Here are some other caveats and ideas regarding managing documents like this in FileMaker Pro:

  • You should not let users have network access to the linked documents folder.
  • Only allow access by clicking a document link in FileMaker. If users are able to somehow rename, move, or delete documents from the linked documents folder without going through FileMaker, the integrity and order of your document management system will be compromised (links will be lost and so on).

  • If your company has a staff of one, you may not need to copy documents to another folder; you can just link to them. If this is the case, modify the scripts (using the documentation that comes with the Troi File plug-in as a guide) to only capture the paths to your linked documents in each Document.fp5 record. Remember, though, that if you move or rename the documents the links in FileMaker will be lost.
  • Cross-Platform compatibility: When looking through the scripts and field names of these example databases, note that there are some funky steps you need to take to make sure that your solution is cross platform compatible if you require it to be. If not, you can remove all these safeguards (like checking to see if the linked documents folder’s path uses “” or “:”, indicating a Windows- or Mac-type path, respectively).
  • But keep in mind that the linked documents folder needs to be somewhere that everyone on the network has access to.

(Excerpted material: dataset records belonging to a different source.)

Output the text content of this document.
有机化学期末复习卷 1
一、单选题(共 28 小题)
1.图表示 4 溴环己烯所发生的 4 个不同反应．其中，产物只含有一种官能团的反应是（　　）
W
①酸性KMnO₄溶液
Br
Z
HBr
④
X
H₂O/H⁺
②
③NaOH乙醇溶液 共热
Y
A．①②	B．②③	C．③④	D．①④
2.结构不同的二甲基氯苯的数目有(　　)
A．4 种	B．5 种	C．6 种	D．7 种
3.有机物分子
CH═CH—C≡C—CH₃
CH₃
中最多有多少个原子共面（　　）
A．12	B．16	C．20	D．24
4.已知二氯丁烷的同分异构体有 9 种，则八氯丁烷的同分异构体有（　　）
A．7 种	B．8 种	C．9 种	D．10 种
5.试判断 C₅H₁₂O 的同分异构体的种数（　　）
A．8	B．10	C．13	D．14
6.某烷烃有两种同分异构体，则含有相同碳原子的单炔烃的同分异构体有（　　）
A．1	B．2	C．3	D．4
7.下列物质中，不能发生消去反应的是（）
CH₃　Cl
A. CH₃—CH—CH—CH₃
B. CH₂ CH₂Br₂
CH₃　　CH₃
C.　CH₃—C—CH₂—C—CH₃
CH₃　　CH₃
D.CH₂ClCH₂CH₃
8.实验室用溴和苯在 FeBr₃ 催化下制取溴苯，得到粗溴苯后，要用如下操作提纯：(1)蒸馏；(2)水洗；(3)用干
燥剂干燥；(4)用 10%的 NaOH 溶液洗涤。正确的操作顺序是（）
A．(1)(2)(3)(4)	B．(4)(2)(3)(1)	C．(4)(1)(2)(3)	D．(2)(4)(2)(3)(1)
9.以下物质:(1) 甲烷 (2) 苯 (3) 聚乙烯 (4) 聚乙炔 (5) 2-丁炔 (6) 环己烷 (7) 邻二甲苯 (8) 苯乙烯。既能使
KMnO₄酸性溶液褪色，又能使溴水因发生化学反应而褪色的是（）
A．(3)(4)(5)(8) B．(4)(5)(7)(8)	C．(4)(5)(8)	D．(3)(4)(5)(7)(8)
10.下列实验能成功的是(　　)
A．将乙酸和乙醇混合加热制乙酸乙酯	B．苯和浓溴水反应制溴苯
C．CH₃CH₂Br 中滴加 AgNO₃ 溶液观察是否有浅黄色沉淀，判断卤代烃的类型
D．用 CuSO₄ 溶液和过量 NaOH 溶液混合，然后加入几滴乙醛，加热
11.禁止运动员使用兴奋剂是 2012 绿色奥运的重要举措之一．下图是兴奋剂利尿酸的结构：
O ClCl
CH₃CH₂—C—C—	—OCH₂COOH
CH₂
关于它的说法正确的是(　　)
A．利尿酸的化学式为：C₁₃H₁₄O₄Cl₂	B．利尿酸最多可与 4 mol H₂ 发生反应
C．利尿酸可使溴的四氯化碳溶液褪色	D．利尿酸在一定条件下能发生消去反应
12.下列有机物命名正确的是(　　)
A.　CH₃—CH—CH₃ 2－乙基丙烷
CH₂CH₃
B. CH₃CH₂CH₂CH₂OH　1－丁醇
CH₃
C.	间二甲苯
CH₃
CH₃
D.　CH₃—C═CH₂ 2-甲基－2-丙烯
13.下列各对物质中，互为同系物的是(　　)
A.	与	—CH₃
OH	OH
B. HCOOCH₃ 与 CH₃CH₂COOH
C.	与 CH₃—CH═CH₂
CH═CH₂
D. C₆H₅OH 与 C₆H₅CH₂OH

Make sure to test document linking from many workstations before rolling out the solution.

  • Error checking: The scripts do a little bit of error checking, but they could do a lot more. For instance, they could check for the presence of the Troi File Plug-in first; check access to the linked documents folder; see whether a certain file name already exists in Document.fp5; check to see whether any errors were returned from the plug-in during the linking process; and so on.
  • Idea: You could use the Troi Dialog Plug-in to ask the user either what they’d like to name their newly linked document or which linked documents folder they’d like to use.
  • Idea: By capturing the extension of a document (.doc, .xls, .txt, and so forth) you can determine the document’s type and provide a meaningful icon in the contact’s linked document portal so users know at a glance.
  • Idea: You could provide a mechanism to link documents to many contacts by creating a many-to-many relationship between Document.fp5 and Contact.fp5 (or Document.fp5 and another of your database system’s databases . . . projects, companies, invoices, the sky’s the limit).
  • Microsoft Office integration: Instead of just linking to existing documents, you could create a mechanism for creating brand-new documents like a memo, letter, or fax based on Microsoft Word (for the template) and FileMaker Pro (for the merge data, either via export/import or ODBC) integration. For instance, you could launch a Word .dot template file that is prebuilt to query FileMaker on launch (via ODBC) for merge data. Further, you could attach a macro of some kind to the Word template such that, after launching and merging in the data, the new merge document could automatically save itself to the network, email or fax itself, create a PDF of itself, or whatever you desire.

The people at Datavations seem to have come up with a FileMaker Pro /Microsoft Office integration solution just like the one described here. It’s pretty cool. Not only does its kit link with Word but also with Microsoft’s Excel, Outlook, and Project.

Speaking of generating Word documents containing merged data from a FileMaker Pro database, have a look at EZxslt developed by Chaparral Software & Consulting Services. It takes FileMaker fields that are populated with data and creates a Microsoft Word document, which merges the data with a Word template (which you set up beforehand). The great thing, though, is that it requires no knowledge of XML (though that’s what’s powering this stellar solution) and the Word template is relatively quick and easy to set up, as is the export of XML-formatted data from your FileMaker database.

EZxslt has a bright future; never before has it been easier to merge File- Maker data into templates that you can use to generate personalized contracts, quotes, invoices, menus, tasks lists you name it using the power of Microsoft Word.